Innerhalb des Weißseins sind dies jedoch Ausnahmefälle, die akzeptiert werden, weil sie die Logiken der Ungleichheit teilen, die dem real existierenden Kapitalismus überall, wo er etabliert worden ist, zu eigen sind. Für die gesellschaftlichen Mehrheiten, verkörpert durch die Schwarzen Migranten, die nach Europa kommen oder durch Francia Márquez in Kolumbien, ist das Weißsein nicht ein Kennzeichen des gesellschaftlichen Aufstieges, sondern eine brutale Form der Unterdrückung, der Verfolgung, die den herrschenden Rassismus offenbart, der ‒ auch wenn versucht wird, das zu verschleiern ‒ eine zentrale Komponente jener neuen kapitalistischen Weltunordnung darstellt, die nach dem Berliner Mauerfall eingeführt wurde, denn das Weißsein ist eine andere Art, das Ende der Geschichte zu proklamieren.

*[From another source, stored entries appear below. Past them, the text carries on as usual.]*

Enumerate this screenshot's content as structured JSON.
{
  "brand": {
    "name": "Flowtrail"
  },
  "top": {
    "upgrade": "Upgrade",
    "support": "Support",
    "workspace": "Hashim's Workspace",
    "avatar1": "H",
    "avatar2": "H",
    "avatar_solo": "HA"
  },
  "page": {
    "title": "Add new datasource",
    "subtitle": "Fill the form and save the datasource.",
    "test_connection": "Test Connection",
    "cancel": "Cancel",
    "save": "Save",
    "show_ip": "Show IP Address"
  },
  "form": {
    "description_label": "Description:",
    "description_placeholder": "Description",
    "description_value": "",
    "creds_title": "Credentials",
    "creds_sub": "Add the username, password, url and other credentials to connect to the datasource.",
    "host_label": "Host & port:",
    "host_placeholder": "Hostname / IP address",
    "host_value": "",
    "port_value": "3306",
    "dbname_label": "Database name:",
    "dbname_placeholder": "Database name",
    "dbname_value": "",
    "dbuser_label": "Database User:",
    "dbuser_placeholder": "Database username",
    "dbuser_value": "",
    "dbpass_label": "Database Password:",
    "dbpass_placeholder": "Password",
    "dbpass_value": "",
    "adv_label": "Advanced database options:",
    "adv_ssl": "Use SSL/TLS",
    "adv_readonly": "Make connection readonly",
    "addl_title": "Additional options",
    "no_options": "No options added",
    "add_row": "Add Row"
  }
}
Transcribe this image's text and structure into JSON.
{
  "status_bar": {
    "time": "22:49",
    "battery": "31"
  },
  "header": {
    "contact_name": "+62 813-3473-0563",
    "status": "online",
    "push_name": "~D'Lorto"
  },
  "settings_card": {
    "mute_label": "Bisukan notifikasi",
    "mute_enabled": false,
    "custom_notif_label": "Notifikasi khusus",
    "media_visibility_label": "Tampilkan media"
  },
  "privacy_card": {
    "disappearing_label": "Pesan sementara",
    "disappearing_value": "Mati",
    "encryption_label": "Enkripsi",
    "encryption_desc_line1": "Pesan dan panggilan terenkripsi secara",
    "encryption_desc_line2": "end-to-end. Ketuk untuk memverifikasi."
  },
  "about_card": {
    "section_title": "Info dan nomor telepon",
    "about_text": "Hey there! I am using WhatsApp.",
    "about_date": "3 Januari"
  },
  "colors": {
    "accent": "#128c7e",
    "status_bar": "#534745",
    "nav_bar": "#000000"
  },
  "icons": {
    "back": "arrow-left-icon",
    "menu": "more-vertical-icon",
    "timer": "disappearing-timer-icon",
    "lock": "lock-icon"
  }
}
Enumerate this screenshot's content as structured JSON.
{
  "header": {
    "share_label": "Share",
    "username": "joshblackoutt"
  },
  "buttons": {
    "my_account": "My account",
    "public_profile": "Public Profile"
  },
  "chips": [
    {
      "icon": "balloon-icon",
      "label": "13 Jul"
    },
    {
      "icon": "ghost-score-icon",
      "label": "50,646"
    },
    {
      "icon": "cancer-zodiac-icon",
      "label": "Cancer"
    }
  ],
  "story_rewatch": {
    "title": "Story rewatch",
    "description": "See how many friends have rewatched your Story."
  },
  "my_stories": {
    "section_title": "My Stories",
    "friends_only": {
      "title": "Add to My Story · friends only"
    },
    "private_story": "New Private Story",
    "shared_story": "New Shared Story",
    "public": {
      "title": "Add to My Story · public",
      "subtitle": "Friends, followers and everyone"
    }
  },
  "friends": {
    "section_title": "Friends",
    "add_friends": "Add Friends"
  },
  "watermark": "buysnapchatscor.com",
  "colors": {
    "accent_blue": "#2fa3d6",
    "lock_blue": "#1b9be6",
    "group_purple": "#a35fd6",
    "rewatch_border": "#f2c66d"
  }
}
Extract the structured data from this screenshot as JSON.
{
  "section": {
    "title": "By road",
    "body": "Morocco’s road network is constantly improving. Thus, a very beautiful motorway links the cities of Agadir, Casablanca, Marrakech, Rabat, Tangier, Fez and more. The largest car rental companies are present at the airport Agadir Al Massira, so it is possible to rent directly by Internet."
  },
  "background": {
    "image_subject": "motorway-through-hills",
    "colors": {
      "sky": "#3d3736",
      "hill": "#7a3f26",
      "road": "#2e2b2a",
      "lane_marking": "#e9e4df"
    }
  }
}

Das heißt, in dieser zweifelhaften Gleichung besiegelt die Summe aus Kapitalismus (der Markt), parlamentarischer Demokratie und Weißsein das Ende der Geschichte. Dies ist der ekstatische Triumph des Kapitalismus im US-amerikanischen Stil, allen voran der Gott Markt und die angelsächsischen Weißen sowie eine Demokratie von niedriger Intensität, in der nur die Gewinner und Erfolgreichen einen Platz finden, die per unumstößlicher Definition die erhabenen Repräsentanten des Weißseins sind.

Das Weißsein beinhaltet, dass in einer abhängigen und kolonialen Welt wie in Kolumbien, einige ihre Größe aufgrund vermeintlicher rassischer Merkmale der Überlegenheit ausrufen und das bringt sie dazu, die Armen, die Schwarzen, die Indigenen und die Bewohner der Armenviertel, die Migranten aus Venezuela oder die Kolumbianer, die aus Venezuela zurückgekommen sind, verachten. Und sie sagen das mit aller Unverfrorenheit und ungestraft, so wie die Journalistin Paola Ochoa, die sich überlegen wähnt.

Aber viele von denen, die die armen Kolumbianer und die einfachen Venezolaner diskreditieren, sind dieselben, die ausgewiesen und diskriminiert werden, wenn sie in die USA kommen. Das zeigt, dass Weißsein nicht die reale Ungleichheit verschleiern kann, die den Kapitalismus und Imperialismus kennzeichnet, wo es eine Abstufung gibt, in der einige auf lange Sicht ein bisschen weißer sind als der Rest, und das sind zweifelsohne die Mächtigen, die Herrschenden, die Gewinner auf dem kapitalistischen Markt.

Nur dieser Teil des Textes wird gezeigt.